Analysts expect the court's ruling to go in Andrx's favour and the drug to be launched early this year. They expect Cipla to rake in Rs 250 crore from this drug alone. The company is also hopeful of getting approvals for the launch of its chloro fluro carbon-(CFC) free asthma inhalers in Europe. The continent accounts for 48 per cent of the $10 billion global market for anti-asthma medicines.

Reliance Lifesciences

Reliance Lifesciences first shot into the limelight when it was one of the two Indian research firms identified by the US-based National Institute of Health to receive US federal funding for its stem cell research. Incorporated in January last year, the firm has already invested around $5 million and is likely to invest another $25 million in the near future.
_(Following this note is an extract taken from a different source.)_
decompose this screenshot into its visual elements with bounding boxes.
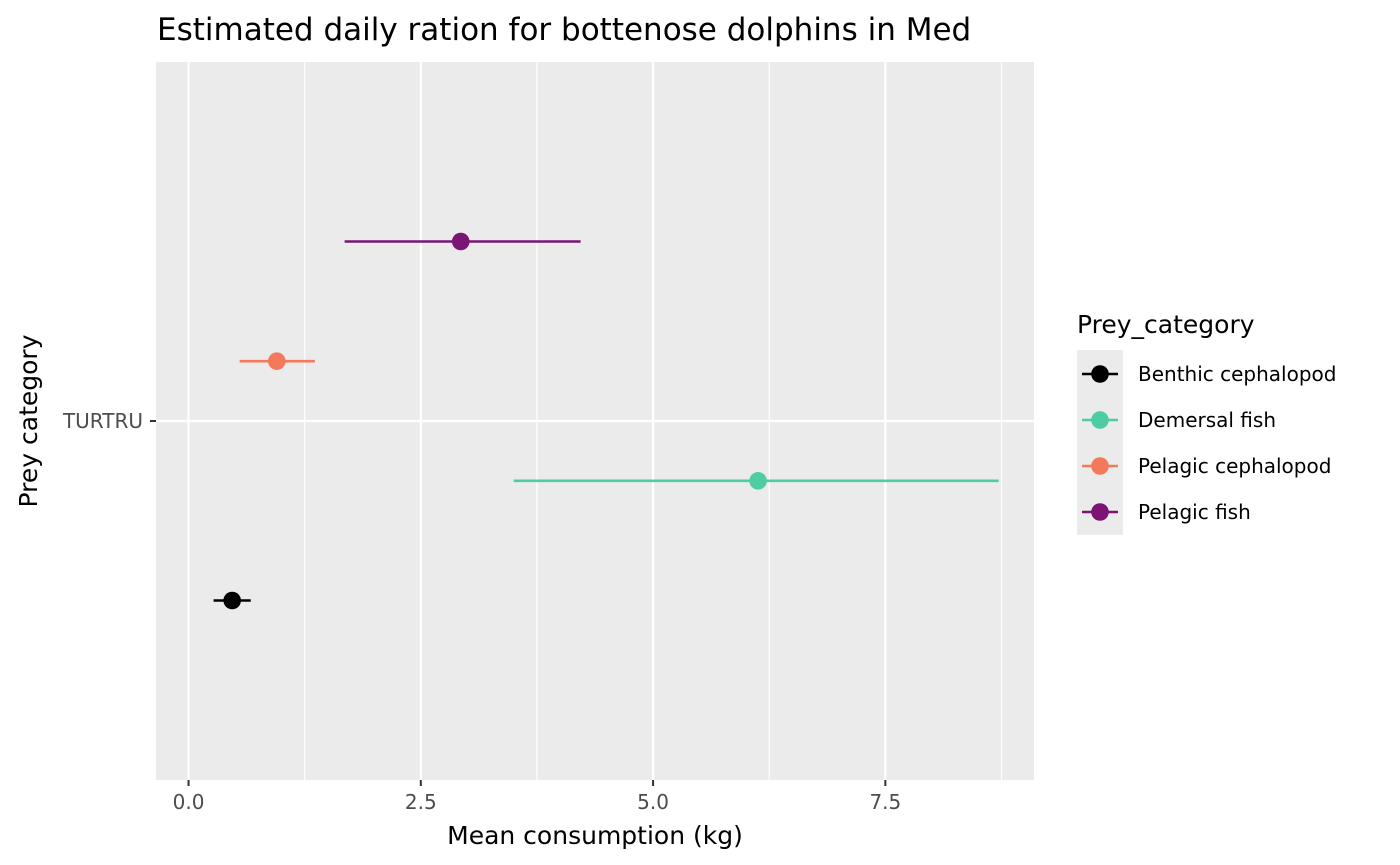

The company's plans include setting up India's first live skin bank in the next few months (as part of its initiative in tissue engineering in the area of cell biology) and one of the largest cord blood repositories in the world.

Out of the 64 colonies of stem cells eligible for funding, seven of them belong to Reliance Lifesciences. Four out of the seven stem cells are in the initial stages of development. Since biotechnology products are seen as the future in the treatment of diseases, Reliance Lifesciences will be one of the companies to look out for.